With the continuous advancement of generative models, face morphing attacks have become a significant challenge for existing face verification systems due to their potential use in identity fraud and other malicious activities. Contemporary Morphing Attack Detection (MAD) approaches frequently rely on supervised, discriminative models trained on examples of bona fide and morphed images. These models typically perform well with morphs generated with techniques seen during training, but often lead to sub-optimal performance when subjected to novel unseen morphing techniques. While unsupervised models have been shown to perform better in terms of generalizability, they typically result in higher error rates, as they struggle to effectively capture features of subtle artifacts. To address these shortcomings, we present SelfMAD, a novel self-supervised approach that simulates general morphing attack artifacts, allowing classifiers to learn generic and robust decision boundaries without overfitting to the specific artifacts induced by particular face morphing methods. Through extensive experiments on widely used datasets, we demonstrate that SelfMAD significantly outperforms current state-of-the-art MADs, reducing the detection error by more than 64% in terms of EER when compared to the strongest unsupervised competitor, and by more than 66%, when compared to the best performing discriminative MAD model, tested in cross-morph settings. The source code for SelfMAD is available at https://github.com/LeonTodorov/SelfMAD.

Paper Structure

This paper contains 10 sections, 7 equations, 4 figures, 3 tables, 1 algorithm.

Figures (4)

  • Figure 1: We propose SelfMAD, a Self-supervised Morphing Attack Detection method, that learns to detect morphed faces by replicating common artifacts of various widely used morphing techniques.
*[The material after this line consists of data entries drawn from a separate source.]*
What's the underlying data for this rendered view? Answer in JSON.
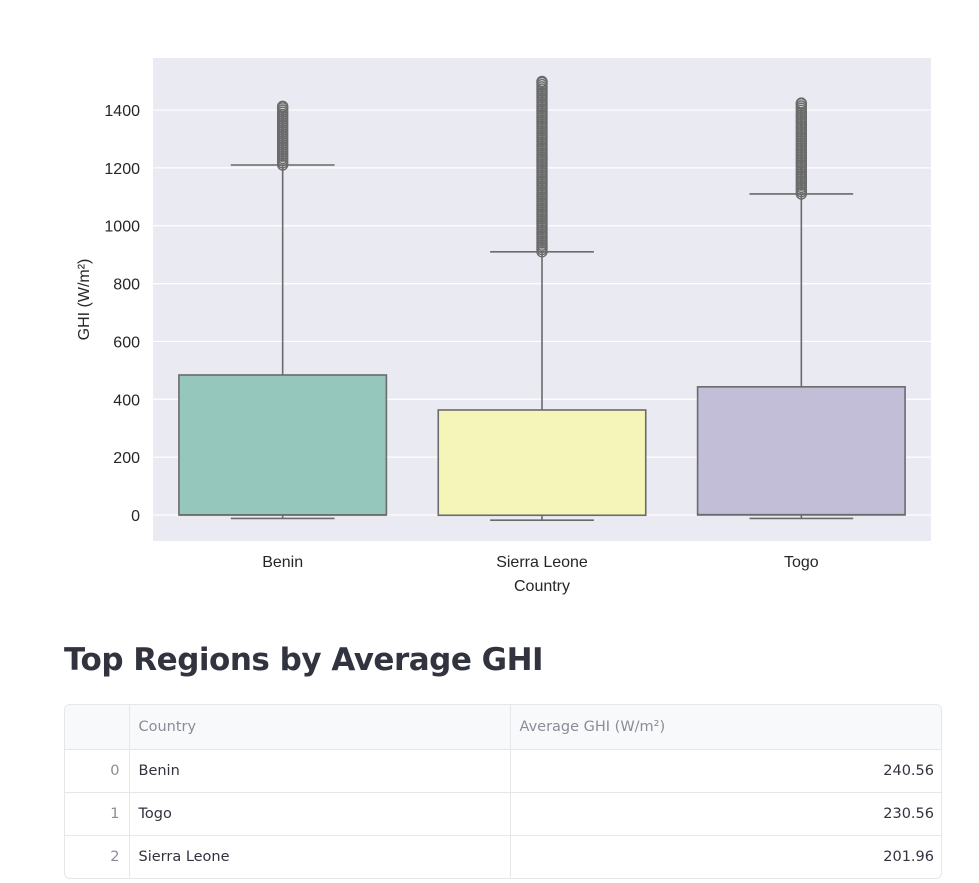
{
  "chart_data": {
    "type": "box",
    "categories": [
      "Benin",
      "Sierra Leone",
      "Togo"
    ],
    "xlabel": "Country",
    "ylabel": "GHI (W/m²)",
    "ylim": [
      -90,
      1580
    ],
    "yticks": [
      0,
      200,
      400,
      600,
      800,
      1000,
      1200,
      1400
    ],
    "grid": true,
    "boxes": [
      {
        "category": "Benin",
        "color": "#96c7bc",
        "min": -12,
        "q1": 0,
        "median": 0,
        "q3": 484,
        "max": 1210,
        "outlier_low": 1210,
        "outlier_high": 1413
      },
      {
        "category": "Sierra Leone",
        "color": "#f6f5b9",
        "min": -18,
        "q1": -1,
        "median": -1,
        "q3": 363,
        "max": 910,
        "outlier_low": 910,
        "outlier_high": 1499
      },
      {
        "category": "Togo",
        "color": "#c2bed7",
        "min": -12,
        "q1": 0,
        "median": 1,
        "q3": 443,
        "max": 1110,
        "outlier_low": 1110,
        "outlier_high": 1424
      }
    ]
  },
  "section_title": "Top Regions by Average GHI",
  "table": {
    "columns": [
      "",
      "Country",
      "Average GHI (W/m²)"
    ],
    "rows": [
      {
        "index": "0",
        "country": "Benin",
        "value": "240.56"
      },
      {
        "index": "1",
        "country": "Togo",
        "value": "230.56"
      },
      {
        "index": "2",
        "country": "Sierra Leone",
        "value": "201.96"
      }
    ]
  }
}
Pixel space manipulations simulate artifacts typical for image-level morphing techniques, while frequency space manipulations reproduce the fingerprints of latent-space morphing techniques. Self-MAD is robust and generalizes effectively, without overfitting to specific face morphing attack examples.
  • Figure 2: Overview of Self-MAD, a self-supervised morphing attack detection method that learns to detect morphed faces using a set of bona fide images and simulated morphing attacks. The model consists of four key components: i) pixel augmenter, to simulate subtle visual variations in real-world images; ii) pixel artifact generator that mimics artifacts typical for image-level morphing methods; iii) frequency artifact generator which reproduces frequency fingerprints associated with advanced, latent-level morphing techniques; and iv) classifier differentiate between genuine and manipulated samples.
  • Figure 3: Selected samples from FRLL-Morphs Sarkar2020_morphed_data, representing bona fide (BF) images (left) and morphing attacks genertated with different morphing methods, i.e. AMSL, FaceMorpher (FM), OpenCV (OCV), StyleGAN2 (SG), and Webmorph (WM). Note typical ghosting artifacts of landmark-based morphing attacks and irregulatiries generated with StyleGAN2.
  • Figure 4: GradCAM visualizations of SelfMAD, generated with HRNet-W18 as backbone. Heatmaps highlight eyes, nostrils, lip borders and hair, as areas where morphing pixel irregularities are most prominent. Note that StyleGAN2 images are also prone to asymmetries and blurry edges in these regions.